JB is 80-ish, and seemed like a pretty cool guy. We had a great talk about his situation, which involved very odd behavior from his “touch lamps” (the ones that turn on and off when you touch them), usually in the dead of night. He thought it might be ham radio or perhaps RF from Local Big Employer (the latter being very possible, he lives right across from the plant). I realized this wasn’t likely, but I talked him through it:
- It’s very unlikely to be RF from any source. The RF is much higher there during the day than at night, which doesn’t match the data, and it would be causing a lot of problems for his neighbors as well.
- Those touch devices are, oddly enough, touchy. It doesn’t take much of an electrostatic change to set one off. The cheaper ones are quite sensitive to noise on the power line.
- Those touch devices are also Part 15 devices, meaning a) they can’t cause interference, and b) there’s no legal recourse if something interferes with them.
- He’s a block away from a 700-foot tower with Ceiling Cat-knows-what on it…much more likely to be the culprit.
- We agree the Billboard of Death next to that tower deserves to die, even if it’s not at fault. MAN, that thing is annoying, and noisy on RF.

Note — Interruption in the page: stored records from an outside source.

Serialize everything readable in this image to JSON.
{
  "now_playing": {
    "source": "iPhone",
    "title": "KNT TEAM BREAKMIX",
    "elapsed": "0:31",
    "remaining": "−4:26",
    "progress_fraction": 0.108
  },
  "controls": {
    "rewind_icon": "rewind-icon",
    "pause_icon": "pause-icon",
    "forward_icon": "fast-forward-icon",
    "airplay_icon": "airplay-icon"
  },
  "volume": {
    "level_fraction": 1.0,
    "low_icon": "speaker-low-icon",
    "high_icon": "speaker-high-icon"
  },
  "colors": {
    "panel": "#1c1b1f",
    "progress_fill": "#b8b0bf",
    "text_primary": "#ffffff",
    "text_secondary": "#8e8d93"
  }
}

Short version is that I did not fix his problem, but he went away happy because we at least looked into it. The local ham community takes good operating practice seriously — if it’s us, we fix it. So we do investigate, and we try to help people understand what is going on. In short…we are helpful.
All too often, ham operators (or other volunteers, for that matter) take the “that’s not my job” approach to things. We got into ham radio because…well, we want to do radio stuff! But not every job that needs done involves radios. If you work public service or emergency events, you can be asked to do nearly anything. And you SHOULD, unless that means leaving your primary task uncovered. For example, a ham was asked to assist with setting up a small commissary at an EOC. Why? The comm room only needed one operator at the time, and they could not pull anyone else from their primary tasks…so off he went. The job was done, he got back to the radios, and the operation was not disrupted.
As public service volunteers, we don’t have the luxury of seeming unhelpful. Even just being willing to lend a hand goes a long way toward building trust and good relationships. We’re there to serve, not to be served.